Suspect accused of slaying insurance VP pleads not guilty

Insurance News

By Lyle Adriano

The suspected killer of a top insurance executive has pleaded not guilty this week in Superior Court in Hartford, CT.

William Winters Leverett, 27, had opted for a jury trial during his brief appearance in court yesterday. He also waived his right to a probable cause hearing, Hartford Courant reported.

When questioned about his decision to waive the hearing, Leverett - who has been registered as a sex offender in his native Windsor, CO for sexually assaulting a child - said that he had discussed the issue with his lawyer.

“I was told what a probable cause hearing is and what I know about my case … waiving it is the reasonable thing to do,” he explained.

Public defender Claud Chong, Leverett’s lawyer, told the court that he has retained a psychiatrist to evaluate his client.

On September 19, Leverett confessed directly to Simsbury, CT police that he was responsible for the murder of Melissa Millan, a 54-year-old senior vice president at Massachusetts Mutual Life Insurance. He claimed he had killed Millan while she was jogging one evening in 2014.

As part of his confession, Leverett led police to a bloodied glove with DNA that matched Millan’s – a glove had been hidden behind a wall of a barn on his grandfather’s property in Simsbury. He was charged a few days later with murder.

According to Leverett, he went to the trail where Millan was jogging the night of November 20, 2014 searching for “human contact.” At that time, he had just attended a treatment meeting for sex offenders in Hartford.

Leverett explained that just a few months before the killing, he had met a woman – and he was worried that she would find out that he was on probation for a sex crime. He told police at the time that he was “embarrassed and scared and figured that if [he] just killed somebody it would make all that go away and [he] wouldn’t have to explain [himself].”

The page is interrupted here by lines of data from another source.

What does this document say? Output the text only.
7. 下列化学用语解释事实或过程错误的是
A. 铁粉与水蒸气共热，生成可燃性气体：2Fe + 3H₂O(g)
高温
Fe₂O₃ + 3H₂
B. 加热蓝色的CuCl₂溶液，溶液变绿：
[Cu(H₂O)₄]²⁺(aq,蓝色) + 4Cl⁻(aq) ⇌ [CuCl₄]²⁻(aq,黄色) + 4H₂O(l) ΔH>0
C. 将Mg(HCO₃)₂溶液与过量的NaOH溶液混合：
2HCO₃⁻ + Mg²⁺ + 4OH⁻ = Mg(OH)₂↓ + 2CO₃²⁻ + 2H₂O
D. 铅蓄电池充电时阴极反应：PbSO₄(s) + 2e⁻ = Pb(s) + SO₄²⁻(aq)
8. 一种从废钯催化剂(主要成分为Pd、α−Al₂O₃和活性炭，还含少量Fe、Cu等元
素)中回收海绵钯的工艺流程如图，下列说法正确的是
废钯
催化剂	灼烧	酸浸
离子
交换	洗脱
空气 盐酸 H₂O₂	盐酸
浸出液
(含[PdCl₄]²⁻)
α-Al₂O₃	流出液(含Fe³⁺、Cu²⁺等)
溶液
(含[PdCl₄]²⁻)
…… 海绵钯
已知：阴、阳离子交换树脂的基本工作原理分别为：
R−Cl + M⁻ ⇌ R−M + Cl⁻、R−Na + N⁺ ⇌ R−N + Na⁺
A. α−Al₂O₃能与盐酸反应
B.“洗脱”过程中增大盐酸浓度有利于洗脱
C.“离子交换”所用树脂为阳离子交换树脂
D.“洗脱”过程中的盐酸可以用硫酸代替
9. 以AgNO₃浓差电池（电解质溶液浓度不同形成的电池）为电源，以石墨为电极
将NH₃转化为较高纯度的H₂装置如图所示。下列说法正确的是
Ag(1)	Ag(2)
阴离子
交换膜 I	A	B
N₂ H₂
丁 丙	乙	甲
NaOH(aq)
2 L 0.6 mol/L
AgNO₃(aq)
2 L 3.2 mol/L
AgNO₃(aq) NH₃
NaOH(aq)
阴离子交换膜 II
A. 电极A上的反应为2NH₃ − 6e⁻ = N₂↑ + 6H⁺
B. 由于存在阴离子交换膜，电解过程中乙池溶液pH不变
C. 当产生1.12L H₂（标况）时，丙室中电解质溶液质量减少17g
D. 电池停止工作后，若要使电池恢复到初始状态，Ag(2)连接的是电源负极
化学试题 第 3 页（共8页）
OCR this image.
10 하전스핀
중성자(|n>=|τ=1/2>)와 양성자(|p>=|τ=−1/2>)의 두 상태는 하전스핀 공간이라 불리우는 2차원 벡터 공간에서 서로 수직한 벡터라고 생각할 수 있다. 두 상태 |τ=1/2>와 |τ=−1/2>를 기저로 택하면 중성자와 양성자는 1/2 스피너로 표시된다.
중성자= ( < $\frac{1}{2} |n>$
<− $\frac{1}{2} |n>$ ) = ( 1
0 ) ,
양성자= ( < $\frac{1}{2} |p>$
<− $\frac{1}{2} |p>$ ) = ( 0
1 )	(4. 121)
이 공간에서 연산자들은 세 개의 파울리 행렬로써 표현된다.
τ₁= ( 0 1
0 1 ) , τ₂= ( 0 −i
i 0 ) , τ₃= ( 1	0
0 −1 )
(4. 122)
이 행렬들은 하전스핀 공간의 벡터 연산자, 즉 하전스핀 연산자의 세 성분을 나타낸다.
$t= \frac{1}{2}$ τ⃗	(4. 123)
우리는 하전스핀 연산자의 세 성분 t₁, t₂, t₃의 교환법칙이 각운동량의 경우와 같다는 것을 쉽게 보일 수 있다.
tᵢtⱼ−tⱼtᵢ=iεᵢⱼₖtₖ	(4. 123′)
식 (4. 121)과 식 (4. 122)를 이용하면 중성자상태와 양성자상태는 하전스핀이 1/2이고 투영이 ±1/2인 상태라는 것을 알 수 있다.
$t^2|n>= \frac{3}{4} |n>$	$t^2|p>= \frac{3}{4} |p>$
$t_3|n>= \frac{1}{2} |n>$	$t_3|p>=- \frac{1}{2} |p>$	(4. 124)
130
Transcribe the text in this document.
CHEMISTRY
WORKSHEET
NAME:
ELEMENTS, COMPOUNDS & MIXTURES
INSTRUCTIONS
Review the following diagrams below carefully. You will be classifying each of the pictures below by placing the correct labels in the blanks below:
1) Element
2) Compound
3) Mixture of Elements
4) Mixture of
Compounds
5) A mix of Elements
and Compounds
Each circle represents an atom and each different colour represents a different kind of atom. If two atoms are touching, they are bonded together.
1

When Leverett spotted Millan running on the trail, he said that he was “getting mentally aroused,” he admitted to the authorities. But he also told police that he became anxious and later grew increasingly frustrated when he realized that he could not have her, and that “she was way out of [his] league.”

Leverett told police he had never met or seen Millan prior to the night of the killing.

Millan was stabbed once in the chest, Leverett recounted to the police. She pushed him away, causing the knife to pull out of her chest, then fell back over a guardrail and on to a roadway.